Perro ciego

La psiquis es un perro ciego. Yo la trato con cautela para que muerda despacio. Creo conocerme ―pienso mejor cuando corro, funciono mal en días feriados― pero ahora me sorprende cierta inclinación hacia lo paranormal: he empezado a recordar sueños que tendré en el futuro. Duran una fracción de segundo, están vivos como bacterias, son cosas no inventadas que un día van a inventarse: existen, solo que después. Estas situaciones me marean, me hacen sospechar de mí. Prefiero cuando estoy más plana, cuando no hay tanto de mí en otra dimensión. El otro día vi el final de una pésima película sobre un libro estupendo, Soy leyenda, de Richard Matheson, que cuenta la historia del doctor Neville en un mundo arrasado por un virus que transformó a los hombres en vampiros. Deprimido, alcohólico, suicida, Neville sigue y sigue sin saber para qué. Cada día sale de su casa y, para evitar el ataque de los seres nocturnos, regresa antes de que oscurezca.

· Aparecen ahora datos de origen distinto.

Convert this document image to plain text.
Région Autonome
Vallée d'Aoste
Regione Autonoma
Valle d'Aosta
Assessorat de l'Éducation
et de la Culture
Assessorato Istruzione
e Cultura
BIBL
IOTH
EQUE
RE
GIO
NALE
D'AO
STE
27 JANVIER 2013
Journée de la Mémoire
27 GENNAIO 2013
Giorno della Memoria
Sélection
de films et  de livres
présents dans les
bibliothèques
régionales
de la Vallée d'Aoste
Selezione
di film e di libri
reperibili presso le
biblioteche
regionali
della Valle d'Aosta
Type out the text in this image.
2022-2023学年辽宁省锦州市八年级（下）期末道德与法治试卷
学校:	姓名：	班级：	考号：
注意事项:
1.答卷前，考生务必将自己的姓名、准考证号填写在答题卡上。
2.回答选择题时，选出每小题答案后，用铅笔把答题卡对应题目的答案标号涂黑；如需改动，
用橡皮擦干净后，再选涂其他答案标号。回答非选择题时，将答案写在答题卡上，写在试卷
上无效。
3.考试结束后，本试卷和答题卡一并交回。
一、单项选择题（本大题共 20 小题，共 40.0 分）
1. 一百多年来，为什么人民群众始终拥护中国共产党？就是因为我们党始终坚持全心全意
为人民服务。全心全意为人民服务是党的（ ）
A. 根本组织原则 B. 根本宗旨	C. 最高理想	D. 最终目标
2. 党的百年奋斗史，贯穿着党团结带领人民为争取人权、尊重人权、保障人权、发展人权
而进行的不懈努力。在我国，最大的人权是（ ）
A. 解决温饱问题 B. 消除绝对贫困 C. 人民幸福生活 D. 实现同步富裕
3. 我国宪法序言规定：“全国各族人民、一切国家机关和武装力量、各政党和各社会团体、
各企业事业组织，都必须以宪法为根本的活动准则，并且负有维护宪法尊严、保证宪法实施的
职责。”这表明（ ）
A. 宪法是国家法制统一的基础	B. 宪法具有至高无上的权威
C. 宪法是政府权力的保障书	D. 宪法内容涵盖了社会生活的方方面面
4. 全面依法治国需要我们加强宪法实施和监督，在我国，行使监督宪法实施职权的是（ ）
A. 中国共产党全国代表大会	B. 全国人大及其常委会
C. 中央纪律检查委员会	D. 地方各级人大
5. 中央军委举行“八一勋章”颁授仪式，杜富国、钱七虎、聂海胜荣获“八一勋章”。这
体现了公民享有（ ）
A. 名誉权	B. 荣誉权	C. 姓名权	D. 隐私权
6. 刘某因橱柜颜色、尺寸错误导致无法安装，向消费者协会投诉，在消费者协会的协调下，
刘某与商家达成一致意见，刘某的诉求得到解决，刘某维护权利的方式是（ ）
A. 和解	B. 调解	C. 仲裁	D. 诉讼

Al ver el final edulcorado de la película recordé un pasaje de la novela que me puso los pelos de punta: Neville sale a la hora de siempre, camina por la ciudad devastada, chequea el reloj, sigue caminando. De pronto nota algo extraño ―una luz rara― y mira la hora. Es la misma de antes. El reloj se ha detenido. Intenté encontrar el libro en mi biblioteca pero no lo logré. Me fui a dormir. Me levanté a las siete, prendí mi computadora, trabajé. Poco después ―eso me pareció― fui a la cocina. El hombre con quien vivo dijo: “Qué tarde se hizo”. Miré mi reloj, dije: “Pero son las ocho”. Él dijo: “No, son las doce”. Eran las doce: mi reloj se había detenido. ¿A qué hora desperté, cuánto tiempo pasé trabajando, por qué esto sucedió la mañana siguiente a la noche en que recordé aquella escena espeluznante? El chacal de mi psiquis reía regocijado: ¡Llegan los vampiros, vienen por vos! Me quedé mirando el reloj como si contemplara las magras casuchas donde vive la locura.